The Dutch finance minister is warning that private creditors may be forced to take losses on their lending to Greece if they can't negotiate a voluntary deal on easing the Greek debt burden.
Dutch Finance Minister Jan Kees de Jager, shown in November, says that private creditors may be forced to take losses on their lending to Greece if they can’t negotiate a voluntary deal. (David Gannon/AFP/Getty )

The Dutch finance minister warned Monday that private creditors may be forced to take losses on their lending to Greece if they can’t negotiate a voluntary deal on easing the Greek debt burden.

"We've never said it [the debt restructuring] must be voluntary." Our goal is a sustainable debt," Jan Kees de Jager said. "It has our preference if it's voluntary, but it's not a precondition for us."

De Jager is the first of the 17 eurozone finance ministers to openly raise the prospect of forcing private creditors to accept terms.

His comments came as negotiations between representatives of the creditors and the Greek government were due to continue and as European finance ministers met in Brussels.

The aim is to cut the size of the debt so it can avoid default. One proposal would have the private creditors, which include banks and other investors, swap their bonds for new ones at a 50 per cent discount, reducing the country's debts by €100 billion ($131 billion).

The new bonds will have much longer maturities, pushing repayments decades into the future, and a much lower interest rate than Greece would currently have to pay on the market.

New rate an obstacle

The talks have hit an impasse over disagreements about the interest rate on new, lower-valued bonds.

Negotiations had been due to resume Saturday, after three days of intensive talks, but Charles Dallara, the chief negotiator for the private lenders, left for a "long-standing engagement" in Paris on Saturday.

The creditors' legal and financial advisers are still in Athens working on several "outstanding issues" and Dallara will return "as needed," a spokesman said. Greek government spokesman Pantelis Kapsis said there was "absolutely no" question of the talks failing.

On Sunday, Dallara was quoted by private Antenna TV as saying he had presented Athens with "the best possible" proposal on the debt writedown. "I believe the elements now are in place for a historic voluntary … deal. It is a question now really of the broader reaction of the European official sector and of course the [International Monetary Fund] to this proposal," he said.

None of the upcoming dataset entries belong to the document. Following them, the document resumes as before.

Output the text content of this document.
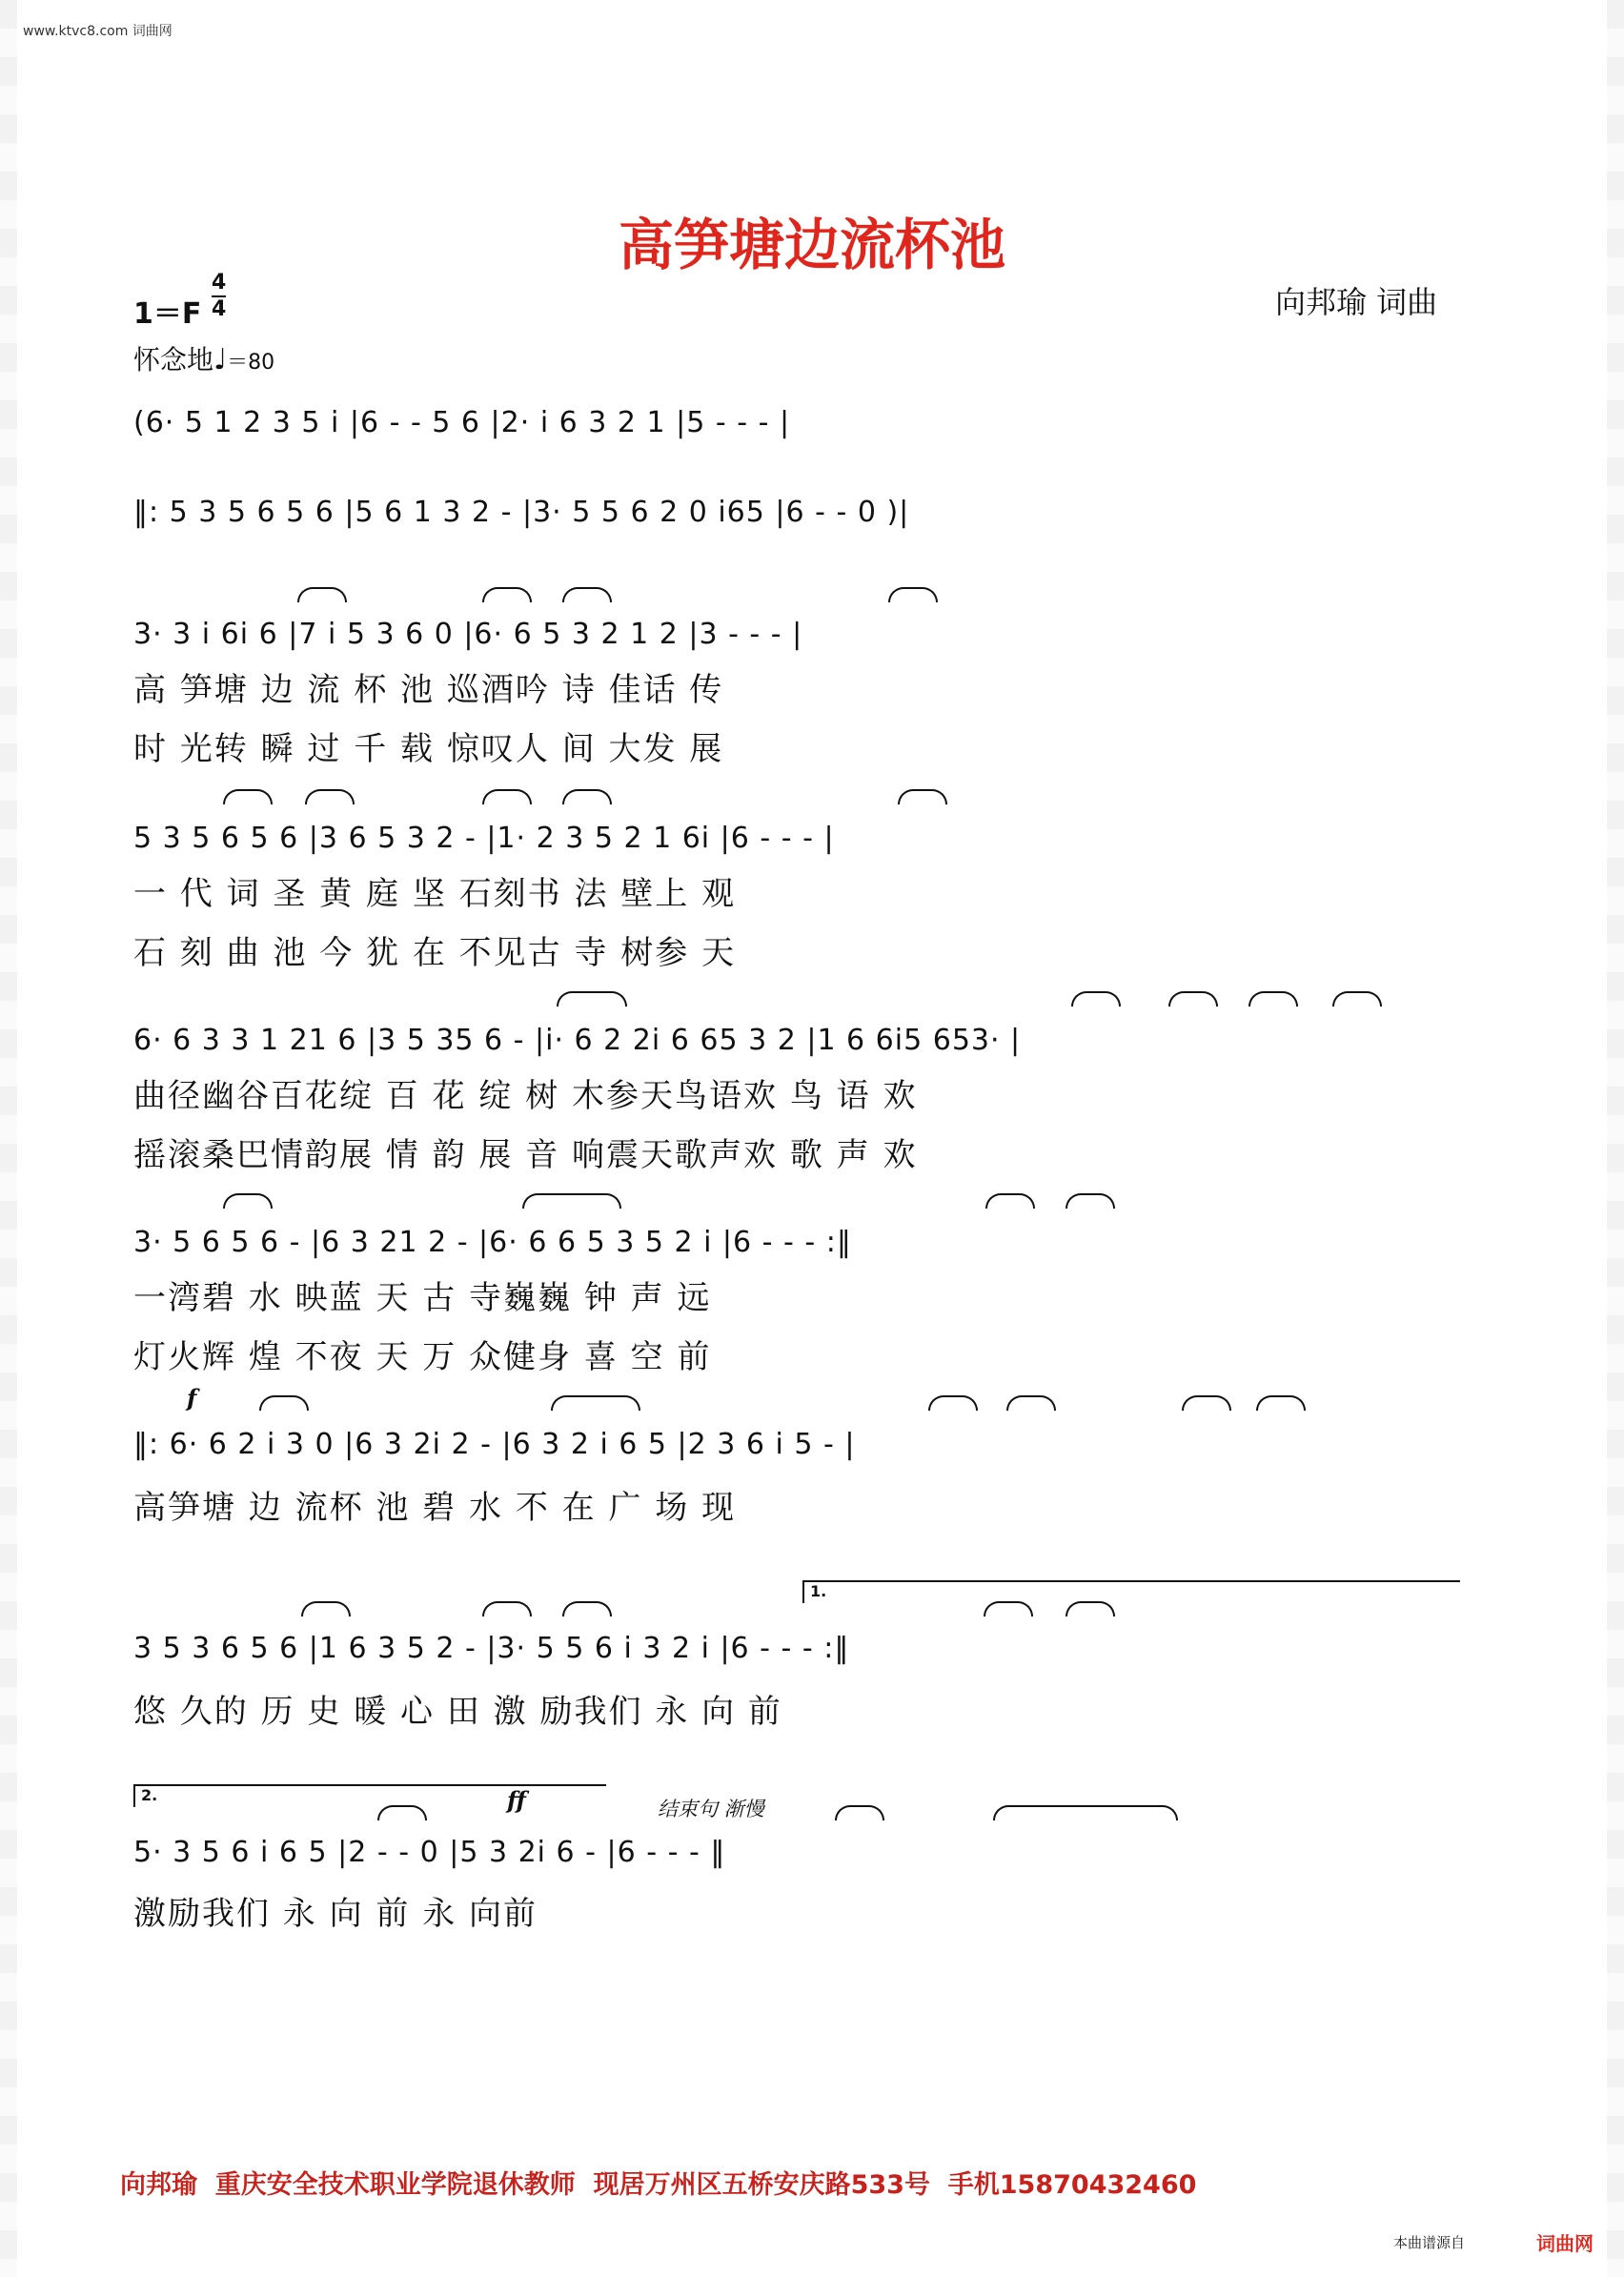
www.ktvc8.com 词曲网
高笋塘边流杯池
向邦瑜 词曲
1＝F
4
4
怀念地♩＝80
(6· 5 1 2 3 5 i |6 - - 5 6 |2· i 6 3 2 1 |5 - - - |
‖: 5 3 5 6 5 6 |5 6 1 3 2 - |3· 5 5 6 2 0 i65 |6 - - 0 )|
3· 3 i 6i 6 |7 i 5 3 6 0 |6· 6 5 3 2 1 2 |3 - - - |
高 笋塘 边 流 杯 池 巡酒吟 诗 佳话 传
时 光转 瞬 过 千 载 惊叹人 间 大发 展
5 3 5 6 5 6 |3 6 5 3 2 - |1· 2 3 5 2 1 6i |6 - - - |
一 代 词 圣 黄 庭 坚 石刻书 法 壁上 观
石 刻 曲 池 今 犹 在 不见古 寺 树参 天
6· 6 3 3 1 21 6 |3 5 35 6 - |i· 6 2 2i 6 65 3 2 |1 6 6i5 653· |
曲径幽谷百花绽 百 花 绽 树 木参天鸟语欢 鸟 语 欢
摇滚桑巴情韵展 情 韵 展 音 响震天歌声欢 歌 声 欢
3· 5 6 5 6 - |6 3 21 2 - |6· 6 6 5 3 5 2 i |6 - - - :‖
一湾碧 水 映蓝 天 古 寺巍巍 钟 声 远
灯火辉 煌 不夜 天 万 众健身 喜 空 前
f
‖: 6· 6 2 i 3 0 |6 3 2i 2 - |6 3 2 i 6 5 |2 3 6 i 5 - |
高笋塘 边 流杯 池 碧 水 不 在 广 场 现
1.
3 5 3 6 5 6 |1 6 3 5 2 - |3· 5 5 6 i 3 2 i |6 - - - :‖
悠 久的 历 史 暖 心 田 激 励我们 永 向 前
2.	ff	结束句 渐慢
5· 3 5 6 i 6 5 |2 - - 0 |5 3 2i 6 - |6 - - - ‖
激励我们 永 向 前 永 向前
向邦瑜  重庆安全技术职业学院退休教师  现居万州区五桥安庆路533号  手机15870432460
本曲谱源自	词曲网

Having a deal voluntarily accepted by creditors would avoid the payout of insurance on the restructured bonds. A disorderly default might create a financial crisis of its own, if banks become reluctant to lend to each other out of concern about how much and which banks are on the hook for the insurance payouts.

The European Union and IMF are trying hard to keep it a voluntary deal, but Dallara suggested their demands were pushing the limits of what the private creditors could consider voluntary.

"Our offer that was delivered to the prime minister is the maximum offer consistent with a voluntary PSI [private sector involvement] deal," he added. "We are in a crossroads. Either we choose a voluntary debt restructuring [or] the alternative is to choose the path of default."

Greek Finance Minister Evangelos Venizelos says his government is ready to reach a deal 'on time,' without specifying when that would be. (Georges Gobet/AFP/Getty)

Dallara said he was hopeful that common ground can be reached "in the very, very, very short term." The talks will likely drag on until a summit of European Union leaders next Monday, "even if technically speaking a deal is at hand," a European diplomat said Monday.

"This has to be fixed at the highest level," said the diplomat, who was speaking on condition of anonymity because the negotiations are confidential.

French finance chief François Baroin said a deal "seems to be emerging."

Greek Finance Minister Evangelos Venizelos described negotiations as "very co-operative."

"We are ready to finalize the procedure on time," he said, without specifying when.

The Greek government says it is continuing negotiations over the phone, though no appointment has been set yet for new face-to-face talks this week. Investors appeared confident that a deal would be struck eventually, and pushed the euro higher.

It was trading up 0.85 per cent, at $1.30 US late in the morning.

Without a deal, Greece is widely expected to default on March 20, when it faces a bond redemption that it currently cannot meet without a break on its terms.

Greece needs to secure a deal quickly if it wants to avoid a disorderly default by then.

"Given that any debt swap deal will involve a lot of lawyers, it is estimated that around five weeks are needed between agreement and the bond maturing to prevent default," said Louise Cooper, markets analyst at BGC Partners.

"This does not leave much wriggle room, although such pressure must focus the minds of all at the negotiating table."

The debt writedown is a key condition of Greece's second international bailout, agreed to in October but not yet finalized. Since May 2010, the country has been surviving on a first €110-billion ($144 billion) batch of rescue loans agreed on condition of deep spending cuts and sweeping public sector reforms.